Clinical and hematologic features were reviewed for 103 MPN patients, including patients with polycythemia vera (PV, 22 patients), essential thrombocythemia (ET, 64 patients), and primary myelofibrosis (PMF, 17 patients). JAK2 V617F allele status and allele burdens were measured by allele-specific PCR and pyrosequencing, respectively.
The JAK2 V617F mutation was detected in 95.5%, 68.8%, and 52.9% of PV, ET, and PMF patients, respectively. JAK2 V617F-positive ET patients were significantly older and exhibited higher neutrophil fractions, a higher frequency of thrombotic events, and a higher myelofibrosis rate than JAK2 V617F-negative patients (P <0.05). PV patients carried the highest mean T allele burden (66.0%±24.9%) compared with ET (40.5%±25.2%) and PMF patients (31.5%±37.0%) (P =0.00). No significant correlations were detected between V617F allele burden and patient age, white blood cell count, Hb, Hct, or the platelet count for PV, ET, or PMF patients. ET patients with organomegaly had a higher JAK2 V617F allele burden (53.4%±23.7%) than patients without organomegaly (35.6%±24.3%) (P =0.03).
The JAK2 V617F mutational status and its allele burden correlate with the clinicohematologic phenotypes of ET patients, including older age, higher neutrophil count, and greater rates of organomegaly, thrombotic events, and myelofibrosis. For PV and PMF patients, larger-scale studies involving more MPN patients are needed.

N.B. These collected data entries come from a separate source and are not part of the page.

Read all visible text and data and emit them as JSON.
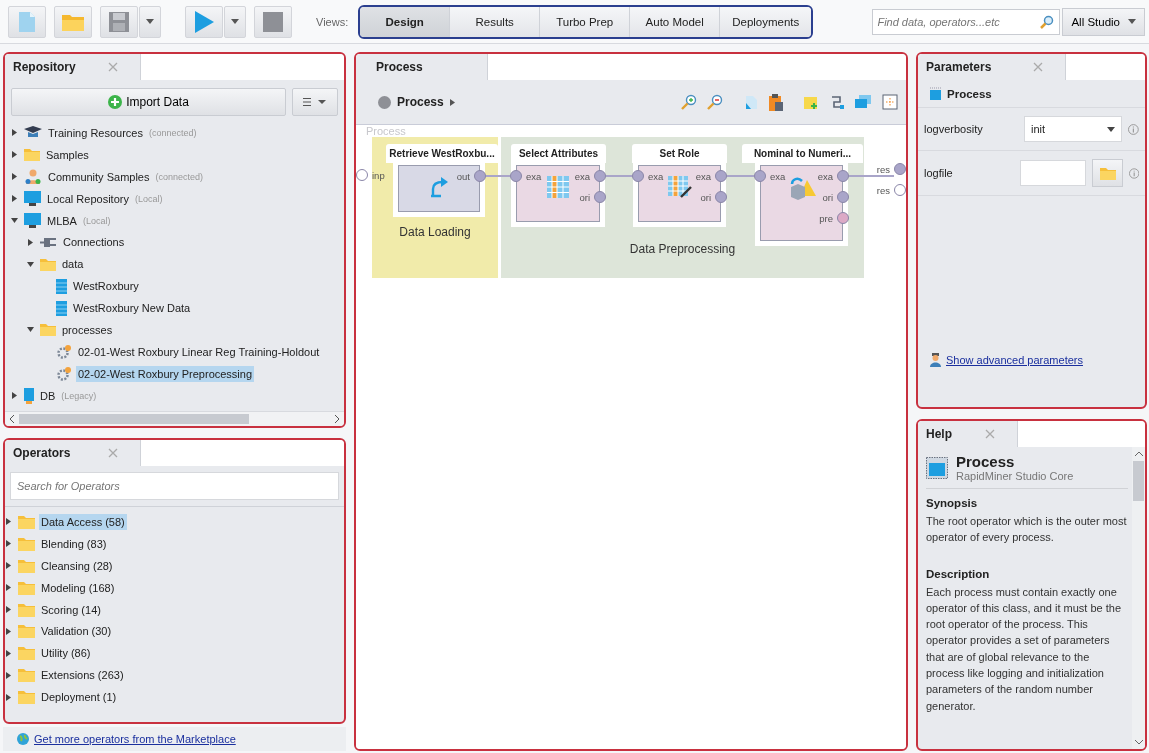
{
  "toolbar": {
    "views_label": "Views:",
    "views": [
      {
        "label": "Design",
        "selected": true
      },
      {
        "label": "Results",
        "selected": false
      },
      {
        "label": "Turbo Prep",
        "selected": false
      },
      {
        "label": "Auto Model",
        "selected": false
      },
      {
        "label": "Deployments",
        "selected": false
      }
    ],
    "search": {
      "placeholder": "Find data, operators...etc"
    },
    "scope": "All Studio"
  },
  "repository": {
    "tab": "Repository",
    "import_button": "Import Data",
    "tree": [
      {
        "label": "Training Resources",
        "note": "(connected)",
        "kind": "training",
        "expanded": false,
        "selected": false
      },
      {
        "label": "Samples",
        "kind": "folder",
        "expanded": false,
        "selected": false
      },
      {
        "label": "Community Samples",
        "note": "(connected)",
        "kind": "community",
        "expanded": false,
        "selected": false
      },
      {
        "label": "Local Repository",
        "note": "(Local)",
        "kind": "repository",
        "expanded": false,
        "selected": false
      },
      {
        "label": "MLBA",
        "note": "(Local)",
        "kind": "repository",
        "expanded": true,
        "selected": false,
        "children": [
          {
            "label": "Connections",
            "kind": "connections",
            "expanded": false,
            "selected": false
          },
          {
            "label": "data",
            "kind": "folder",
            "expanded": true,
            "selected": false,
            "children": [
              {
                "label": "WestRoxbury",
                "kind": "data",
                "selected": false
              },
              {
                "label": "WestRoxbury New Data",
                "kind": "data",
                "selected": false
              }
            ]
          },
          {
            "label": "processes",
            "kind": "folder",
            "expanded": true,
            "selected": false,
            "children": [
              {
                "label": "02-01-West Roxbury Linear Reg Training-Holdout",
                "kind": "process",
                "selected": false
              },
              {
                "label": "02-02-West Roxbury Preprocessing",
                "kind": "process",
                "selected": true
              }
            ]
          }
        ]
      },
      {
        "label": "DB",
        "note": "(Legacy)",
        "kind": "db",
        "expanded": false,
        "selected": false
      }
    ]
  },
  "operators": {
    "tab": "Operators",
    "search": {
      "placeholder": "Search for Operators"
    },
    "groups": [
      {
        "label": "Data Access (58)",
        "selected": true
      },
      {
        "label": "Blending (83)",
        "selected": false
      },
      {
        "label": "Cleansing (28)",
        "selected": false
      },
      {
        "label": "Modeling (168)",
        "selected": false
      },
      {
        "label": "Scoring (14)",
        "selected": false
      },
      {
        "label": "Validation (30)",
        "selected": false
      },
      {
        "label": "Utility (86)",
        "selected": false
      },
      {
        "label": "Extensions (263)",
        "selected": false
      },
      {
        "label": "Deployment (1)",
        "selected": false
      }
    ],
    "marketplace_link": "Get more operators from the Marketplace"
  },
  "process": {
    "tab": "Process",
    "breadcrumb": "Process",
    "canvas": {
      "label": "Process",
      "input_port": "inp",
      "output_ports": [
        {
          "label": "res",
          "color": "#a9a5c9"
        },
        {
          "label": "res",
          "color": "#ffffff"
        }
      ],
      "groups": [
        {
          "label": "Data Loading",
          "color": "#f1ebaa"
        },
        {
          "label": "Data Preprocessing",
          "color": "#dde5d9"
        }
      ],
      "operators": [
        {
          "title": "Retrieve WestRoxbu...",
          "kind": "retrieve",
          "outputs": [
            {
              "label": "out",
              "color": "#a9a5c9"
            }
          ]
        },
        {
          "title": "Select Attributes",
          "kind": "select",
          "inputs": [
            {
              "label": "exa",
              "color": "#a9a5c9"
            }
          ],
          "outputs": [
            {
              "label": "exa",
              "color": "#a9a5c9"
            },
            {
              "label": "ori",
              "color": "#a9a5c9"
            }
          ]
        },
        {
          "title": "Set Role",
          "kind": "role",
          "inputs": [
            {
              "label": "exa",
              "color": "#a9a5c9"
            }
          ],
          "outputs": [
            {
              "label": "exa",
              "color": "#a9a5c9"
            },
            {
              "label": "ori",
              "color": "#a9a5c9"
            }
          ]
        },
        {
          "title": "Nominal to Numeri...",
          "kind": "convert",
          "inputs": [
            {
              "label": "exa",
              "color": "#a9a5c9"
            }
          ],
          "outputs": [
            {
              "label": "exa",
              "color": "#a9a5c9"
            },
            {
              "label": "ori",
              "color": "#a9a5c9"
            },
            {
              "label": "pre",
              "color": "#dcaac6"
            }
          ]
        }
      ]
    }
  },
  "parameters": {
    "tab": "Parameters",
    "operator": "Process",
    "rows": [
      {
        "label": "logverbosity",
        "kind": "select",
        "value": "init"
      },
      {
        "label": "logfile",
        "kind": "file"
      }
    ],
    "advanced_link": "Show advanced parameters"
  },
  "help": {
    "tab": "Help",
    "title": "Process",
    "subtitle": "RapidMiner Studio Core",
    "sections": [
      {
        "heading": "Synopsis",
        "text": "The root operator which is the outer most operator of every process."
      },
      {
        "heading": "Description",
        "text": "Each process must contain exactly one operator of this class, and it must be the root operator of the process. This operator provides a set of parameters that are of global relevance to the process like logging and initialization parameters of the random number generator."
      }
    ]
  }
}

The somatic mutation V617F in Janus kinase 2 (JAK2) is an established diagnostic marker in BCR-ABL1-negative myeloproliferative neoplasms (MPN), e.g., polycythemia vera (PV), essential thrombocythemia (ET), and primary myelofibrosis (PMF) [1-3]. However, correlations among the mutational status or allele burden of JAK2 V617F and clinicohematologic characteristics of these diseases remain undetermined. Several retrospective studies have evaluated correlations between the JAK2 V617F mutation and parameters such as age, white blood cell (WBC) count, Hb concentration, Hct, spleen size, disease duration, pruritus, and fibrosis in subjects with MPN; however, the results of these studies have been inconsistent [4-18]. The present study was undertaken to: (1) determine whether MPN patients harboring the JAK2 V617F mutation exhibit different clinicohematologic characteristics than patients lacking it; and (2) identify whether the allele burden of the JAK2 V617F mutation is associated with the severity of clinicohematologic features of MPN.

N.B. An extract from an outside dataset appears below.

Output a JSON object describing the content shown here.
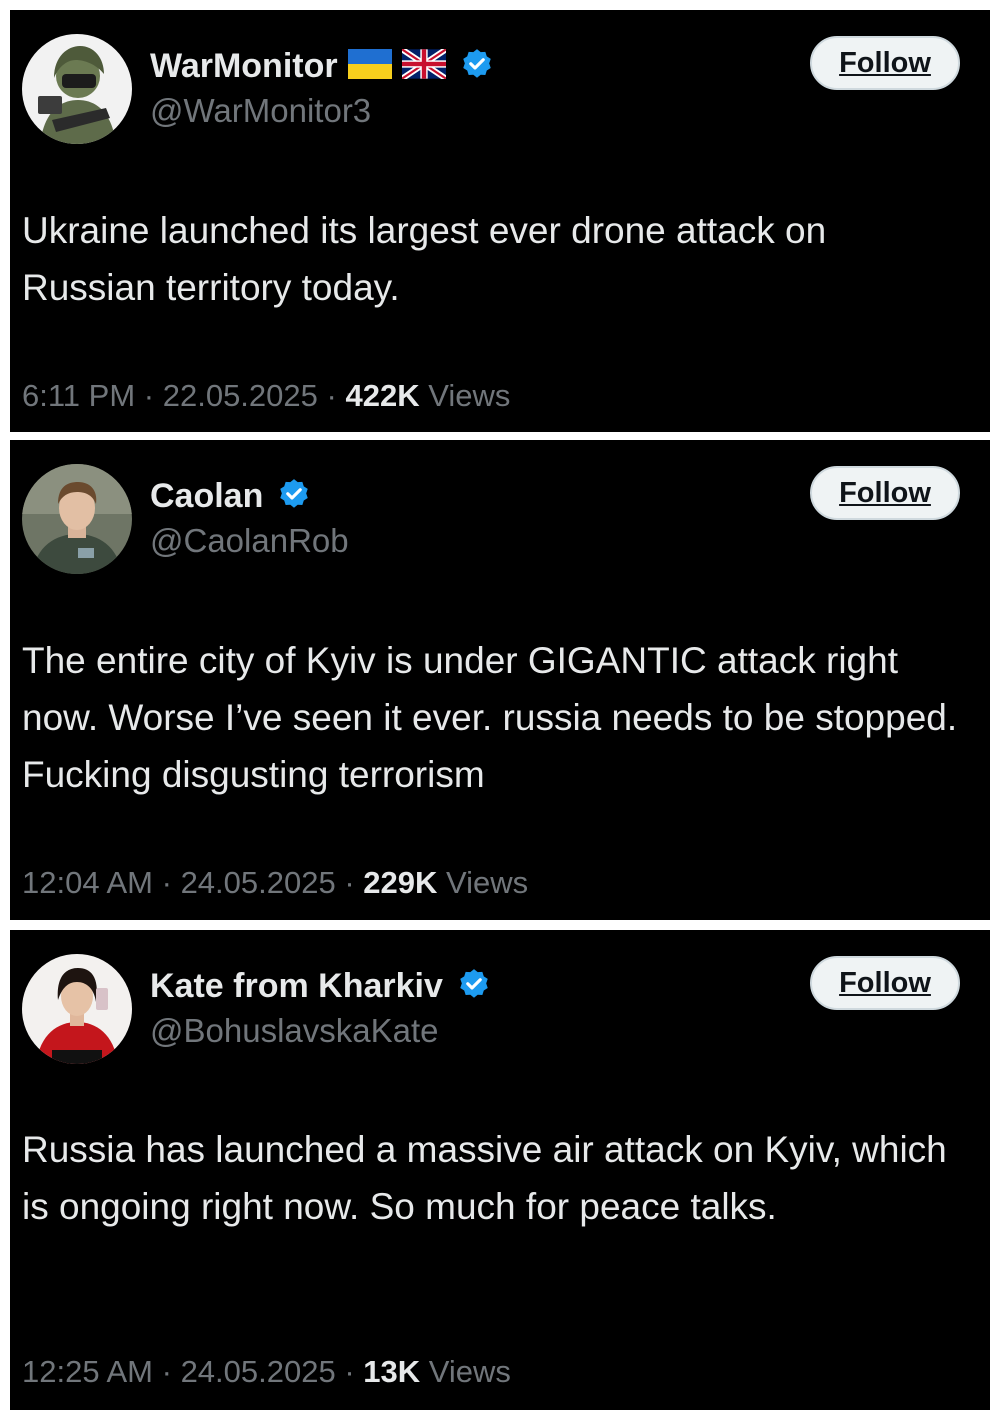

In this study, we used stored bone marrow (BM) cells of 103 patients who were diagnosed with MPN during 2005-2010. Clinicohematologic data obtained from patient records and BM histology were reviewed. Hematological diagnoses and subtyping results were reconfirmed according to the 2008 WHO criteria . Patient data included the following major thrombotic events: ischemic stroke, transient ischemic attack, myocardial infarction, angina pectoris, and deep vein thrombosis. Karyotyping and reverse transcription-PCR (RT-PCR) for the BCR-ABL1 rearrangement confirmed that no patients harbored the BCR-ABL1 fusion gene. This study was approved by the Institutional Review Board of the Dongsan Medical Center.

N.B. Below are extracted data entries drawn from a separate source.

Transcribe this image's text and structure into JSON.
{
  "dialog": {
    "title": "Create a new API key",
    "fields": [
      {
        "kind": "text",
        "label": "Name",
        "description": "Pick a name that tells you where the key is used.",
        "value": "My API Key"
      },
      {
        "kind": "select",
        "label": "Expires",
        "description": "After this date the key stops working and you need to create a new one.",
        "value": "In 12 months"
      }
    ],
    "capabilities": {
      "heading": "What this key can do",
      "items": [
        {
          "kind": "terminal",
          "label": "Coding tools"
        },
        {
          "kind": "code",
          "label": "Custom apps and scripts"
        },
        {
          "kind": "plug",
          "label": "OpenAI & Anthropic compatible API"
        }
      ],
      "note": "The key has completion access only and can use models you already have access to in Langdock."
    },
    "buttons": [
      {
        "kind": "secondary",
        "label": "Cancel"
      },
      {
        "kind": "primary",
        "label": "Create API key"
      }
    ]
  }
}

Each patient's JAK2 V617F mutation status (n=103) was determined by allele-specific PCR, according to the manufacturer's instructions (Seegene, Seoul, Korea). For patients with sufficient stored BM samples (n=85), JAK2 V617F allele burdens were determined by pyrosequencing. Briefly, DNA was isolated using a QIAamp DNA mini kit (Qiagen, Hilden, Germany) and amplified using the following biotin-labeled primers: forward 5'-GAAGCAGCAAGTATGATGAGCA-3'; reverse 5'-TGCTCTGAGAAAGGCATTAGAA-3'. Single-stranded biotinylated templates were then isolated and sequenced using the sequencing primer 5'-TTACTTACTCTCGTCTCCAC-3'. All primers were designed using the Pyromark Assay Design 2.0 software (Qiagen). Percentages of JAK2 V617F mutant alleles were determined using the Allele Frequency Quantification function in PyroMark Q24 Software 2.0, according to the manufacturer's specifications (Qiagen).
Correlations between the mutational status of JAK2 V617F and WBC count, neutrophil fraction, Hb, Hct, or platelet count were analyzed using independent T-tests. Frequency differences of sex, organomegaly, thrombotic event, or myelofibrosis according to the JAK2 V617F mutational status were assessed using a Chi-square or Fisher's exact test. Correlations between clinicohematologic parameters and JAK2 V617F allele burden were examined using ANOVA or independent-T-tests. All analyses were conducted using SPSS v19.0 (SPSS Inc., Chicago, IL, USA). Statistical significance was assigned at P <0.05.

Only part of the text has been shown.